Growing better fortunes in Myanmar

Vegetable gardens are helping families transform their children’s futures

In Myanmar, U Maung Pe is watering his garden. Packed with leafy seasonal crops and veggies, the garden isn’t just a source of pride for the father of two – it’s helping to send his children through school.

While 45-year-old U Maung Pe works hard as a labourer and seasonal farmer, he struggles to earn enough to support his family. Past attempts grow his own food, while fruitful, were not as effective as he’d hoped.

“It turned out good,” he says of the old garden, “but it was not as successful as right now.”

The transformation took place after U Maung Pe attended agricultural training held in his community. Supported by StarKids and facilitated by World Vision, the training taught U Maung Pe essential organic gardening techniques, such as how to use worm castings as fertiliser.
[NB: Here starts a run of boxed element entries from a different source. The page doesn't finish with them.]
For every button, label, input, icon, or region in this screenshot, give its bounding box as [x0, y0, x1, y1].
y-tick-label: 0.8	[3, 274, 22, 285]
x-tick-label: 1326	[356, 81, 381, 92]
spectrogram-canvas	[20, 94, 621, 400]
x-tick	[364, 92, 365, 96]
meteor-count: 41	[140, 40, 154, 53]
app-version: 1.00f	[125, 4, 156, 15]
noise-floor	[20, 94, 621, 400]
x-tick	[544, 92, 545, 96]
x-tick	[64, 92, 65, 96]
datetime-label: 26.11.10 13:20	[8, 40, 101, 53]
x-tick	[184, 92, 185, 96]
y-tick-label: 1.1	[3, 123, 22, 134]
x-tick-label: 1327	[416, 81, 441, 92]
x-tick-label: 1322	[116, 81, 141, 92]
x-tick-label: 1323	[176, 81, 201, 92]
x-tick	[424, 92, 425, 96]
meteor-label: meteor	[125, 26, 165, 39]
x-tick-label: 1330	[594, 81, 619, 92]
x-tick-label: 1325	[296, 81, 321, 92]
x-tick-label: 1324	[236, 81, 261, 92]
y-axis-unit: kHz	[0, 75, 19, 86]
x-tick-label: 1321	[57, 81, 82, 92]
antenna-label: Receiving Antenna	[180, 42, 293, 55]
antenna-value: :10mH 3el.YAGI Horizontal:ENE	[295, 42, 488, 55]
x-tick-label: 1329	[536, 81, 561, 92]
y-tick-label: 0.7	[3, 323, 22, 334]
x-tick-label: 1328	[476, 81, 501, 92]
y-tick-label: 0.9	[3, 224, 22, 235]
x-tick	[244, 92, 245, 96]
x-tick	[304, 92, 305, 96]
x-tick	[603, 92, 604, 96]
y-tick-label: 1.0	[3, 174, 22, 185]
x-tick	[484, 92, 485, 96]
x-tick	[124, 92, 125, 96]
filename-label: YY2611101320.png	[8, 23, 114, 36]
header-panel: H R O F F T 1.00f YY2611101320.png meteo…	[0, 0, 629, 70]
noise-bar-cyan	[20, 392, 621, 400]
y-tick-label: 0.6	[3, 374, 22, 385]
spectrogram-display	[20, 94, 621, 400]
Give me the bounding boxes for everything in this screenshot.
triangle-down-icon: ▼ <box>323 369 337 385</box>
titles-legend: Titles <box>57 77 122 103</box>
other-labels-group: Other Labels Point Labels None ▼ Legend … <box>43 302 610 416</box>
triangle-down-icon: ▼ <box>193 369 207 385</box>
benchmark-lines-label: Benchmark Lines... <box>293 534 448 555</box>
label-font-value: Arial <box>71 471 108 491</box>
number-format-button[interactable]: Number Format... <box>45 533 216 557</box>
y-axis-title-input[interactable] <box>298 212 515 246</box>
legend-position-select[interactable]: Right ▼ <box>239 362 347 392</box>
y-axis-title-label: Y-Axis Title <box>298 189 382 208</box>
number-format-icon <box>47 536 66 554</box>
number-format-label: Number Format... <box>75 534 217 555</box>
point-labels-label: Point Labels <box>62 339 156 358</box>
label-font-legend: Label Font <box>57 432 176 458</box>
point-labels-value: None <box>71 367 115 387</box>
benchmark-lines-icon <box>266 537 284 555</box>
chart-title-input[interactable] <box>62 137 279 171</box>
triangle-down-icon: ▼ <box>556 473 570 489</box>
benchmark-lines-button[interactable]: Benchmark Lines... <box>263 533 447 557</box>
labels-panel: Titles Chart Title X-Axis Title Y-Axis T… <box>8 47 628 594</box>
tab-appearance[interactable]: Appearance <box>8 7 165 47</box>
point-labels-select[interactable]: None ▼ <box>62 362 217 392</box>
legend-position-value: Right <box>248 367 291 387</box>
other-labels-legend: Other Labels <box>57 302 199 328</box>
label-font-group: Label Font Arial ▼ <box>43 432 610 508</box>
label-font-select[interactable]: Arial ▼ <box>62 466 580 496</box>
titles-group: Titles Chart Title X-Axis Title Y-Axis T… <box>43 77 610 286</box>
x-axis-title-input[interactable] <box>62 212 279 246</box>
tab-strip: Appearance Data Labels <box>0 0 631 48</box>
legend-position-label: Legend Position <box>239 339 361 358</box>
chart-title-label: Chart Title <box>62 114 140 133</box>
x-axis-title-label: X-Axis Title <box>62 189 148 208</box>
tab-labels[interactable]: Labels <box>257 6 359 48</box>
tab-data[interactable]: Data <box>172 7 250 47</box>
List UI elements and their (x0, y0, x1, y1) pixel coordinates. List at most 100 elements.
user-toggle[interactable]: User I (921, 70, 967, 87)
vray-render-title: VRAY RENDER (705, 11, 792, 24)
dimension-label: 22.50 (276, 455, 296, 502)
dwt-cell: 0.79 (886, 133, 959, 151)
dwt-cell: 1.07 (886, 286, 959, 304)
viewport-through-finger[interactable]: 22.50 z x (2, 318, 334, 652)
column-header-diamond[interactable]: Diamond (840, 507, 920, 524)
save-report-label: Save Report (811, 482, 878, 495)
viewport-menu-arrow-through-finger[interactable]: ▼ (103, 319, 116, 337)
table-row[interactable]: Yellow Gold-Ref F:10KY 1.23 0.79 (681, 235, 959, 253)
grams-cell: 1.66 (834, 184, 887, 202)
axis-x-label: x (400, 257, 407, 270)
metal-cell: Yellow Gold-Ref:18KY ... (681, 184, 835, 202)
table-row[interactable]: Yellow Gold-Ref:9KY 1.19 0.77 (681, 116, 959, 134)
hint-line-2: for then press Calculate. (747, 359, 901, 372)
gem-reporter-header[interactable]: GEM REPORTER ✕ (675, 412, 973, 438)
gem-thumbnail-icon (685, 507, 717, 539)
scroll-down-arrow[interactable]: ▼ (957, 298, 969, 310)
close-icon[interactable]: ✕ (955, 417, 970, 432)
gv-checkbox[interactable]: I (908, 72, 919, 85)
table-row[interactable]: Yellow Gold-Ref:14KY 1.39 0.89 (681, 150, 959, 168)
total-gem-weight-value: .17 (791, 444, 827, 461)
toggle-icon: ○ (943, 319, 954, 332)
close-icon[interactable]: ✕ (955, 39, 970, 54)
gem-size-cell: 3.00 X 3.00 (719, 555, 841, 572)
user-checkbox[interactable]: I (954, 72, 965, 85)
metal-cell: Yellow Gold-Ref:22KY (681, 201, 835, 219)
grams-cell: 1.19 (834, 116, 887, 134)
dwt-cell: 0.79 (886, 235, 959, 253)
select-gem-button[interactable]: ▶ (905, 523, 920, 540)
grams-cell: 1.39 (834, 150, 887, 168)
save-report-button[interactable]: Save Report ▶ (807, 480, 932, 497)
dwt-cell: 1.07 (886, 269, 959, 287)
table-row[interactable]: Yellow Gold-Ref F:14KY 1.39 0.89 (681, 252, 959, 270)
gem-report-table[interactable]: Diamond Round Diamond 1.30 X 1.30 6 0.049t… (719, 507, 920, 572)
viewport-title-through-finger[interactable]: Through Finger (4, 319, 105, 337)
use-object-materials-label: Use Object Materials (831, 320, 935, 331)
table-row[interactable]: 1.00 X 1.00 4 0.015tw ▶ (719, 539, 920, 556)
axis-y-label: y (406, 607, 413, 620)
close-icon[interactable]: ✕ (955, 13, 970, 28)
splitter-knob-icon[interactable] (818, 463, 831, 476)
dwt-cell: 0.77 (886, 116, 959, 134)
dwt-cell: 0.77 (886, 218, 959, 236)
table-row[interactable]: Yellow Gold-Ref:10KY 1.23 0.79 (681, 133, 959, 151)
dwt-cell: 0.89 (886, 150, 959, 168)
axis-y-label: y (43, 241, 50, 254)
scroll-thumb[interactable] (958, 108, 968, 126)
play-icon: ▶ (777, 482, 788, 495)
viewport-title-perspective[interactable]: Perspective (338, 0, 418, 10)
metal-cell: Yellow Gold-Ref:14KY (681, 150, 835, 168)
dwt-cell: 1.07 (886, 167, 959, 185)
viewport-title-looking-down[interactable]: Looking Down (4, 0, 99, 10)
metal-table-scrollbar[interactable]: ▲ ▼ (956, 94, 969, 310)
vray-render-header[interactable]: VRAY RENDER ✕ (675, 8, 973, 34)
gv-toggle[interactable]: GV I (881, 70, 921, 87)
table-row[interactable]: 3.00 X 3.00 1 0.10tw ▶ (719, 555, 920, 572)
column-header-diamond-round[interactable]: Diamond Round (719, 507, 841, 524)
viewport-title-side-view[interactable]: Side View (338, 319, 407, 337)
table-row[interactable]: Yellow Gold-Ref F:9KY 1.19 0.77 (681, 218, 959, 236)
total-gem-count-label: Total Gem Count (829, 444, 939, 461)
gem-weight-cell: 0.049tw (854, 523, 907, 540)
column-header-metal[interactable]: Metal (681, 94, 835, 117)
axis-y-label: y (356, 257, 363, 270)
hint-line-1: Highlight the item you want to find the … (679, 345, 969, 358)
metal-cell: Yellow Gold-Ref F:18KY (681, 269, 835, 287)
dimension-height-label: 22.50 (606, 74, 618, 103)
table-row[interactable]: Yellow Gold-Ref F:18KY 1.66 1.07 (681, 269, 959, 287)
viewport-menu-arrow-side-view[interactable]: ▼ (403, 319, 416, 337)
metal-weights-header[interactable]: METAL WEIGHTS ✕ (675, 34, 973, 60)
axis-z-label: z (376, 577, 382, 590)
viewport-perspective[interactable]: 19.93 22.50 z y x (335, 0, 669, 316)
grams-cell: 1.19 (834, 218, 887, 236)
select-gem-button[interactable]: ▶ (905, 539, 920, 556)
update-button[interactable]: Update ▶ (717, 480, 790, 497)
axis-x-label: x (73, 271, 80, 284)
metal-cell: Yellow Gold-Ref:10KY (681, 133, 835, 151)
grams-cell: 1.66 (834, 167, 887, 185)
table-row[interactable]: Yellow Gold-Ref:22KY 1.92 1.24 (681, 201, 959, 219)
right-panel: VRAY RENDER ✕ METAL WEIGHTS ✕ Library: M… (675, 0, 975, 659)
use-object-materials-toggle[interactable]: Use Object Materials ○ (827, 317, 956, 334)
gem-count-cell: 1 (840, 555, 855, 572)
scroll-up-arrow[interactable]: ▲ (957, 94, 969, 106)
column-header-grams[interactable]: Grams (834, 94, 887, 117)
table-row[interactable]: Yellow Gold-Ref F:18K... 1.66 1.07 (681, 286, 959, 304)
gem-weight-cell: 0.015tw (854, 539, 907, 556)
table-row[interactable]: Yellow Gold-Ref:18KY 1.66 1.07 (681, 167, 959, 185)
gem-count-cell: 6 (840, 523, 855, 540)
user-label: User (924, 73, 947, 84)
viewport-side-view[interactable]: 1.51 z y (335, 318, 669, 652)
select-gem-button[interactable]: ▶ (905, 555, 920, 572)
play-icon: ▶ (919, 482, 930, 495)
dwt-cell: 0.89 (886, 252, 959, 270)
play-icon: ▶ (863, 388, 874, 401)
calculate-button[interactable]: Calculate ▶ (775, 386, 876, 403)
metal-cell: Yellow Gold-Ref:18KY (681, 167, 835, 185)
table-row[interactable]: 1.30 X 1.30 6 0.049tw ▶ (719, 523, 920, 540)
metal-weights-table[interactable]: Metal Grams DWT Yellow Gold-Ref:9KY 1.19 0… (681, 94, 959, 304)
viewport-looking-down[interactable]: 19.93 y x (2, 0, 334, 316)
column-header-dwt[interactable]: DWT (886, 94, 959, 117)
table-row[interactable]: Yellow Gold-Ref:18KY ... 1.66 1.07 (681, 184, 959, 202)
Now, he’s producing more crops than ever.

“The result of worm cast[ings] is amazing – my plants are now bigger in size,” he says. “I’m happy I had the chance to attend the training from World Vision. I now know what the best way is to grow vegetables and how to breed worm cast[ings] for fertiliser.”

World Vision also supported U Maung Pe and his village with seeds and training for growing seasonal crops.

Instead of spending hard-earnt money on vegetables from the market or fertiliser for the garden, U Maung Pe’s family can now save for the future. U Maung Pe is determined to keep gardening for as long as possible to save for his children’s education. He also hopes to share his new skills with others in his village.

U Maung Pe’s wife says home gardening has transformed their family.

“I don’t need to worry anymore about buying vegetables for my chicken. And [there’s] also enough to pack lunch boxes for my children.”

These days, U Maung Pe is growing enough vegetables to feed not just his children, but others in the community.

“It’s more than enough for our family … we can even share the vegetables with the neighbours.”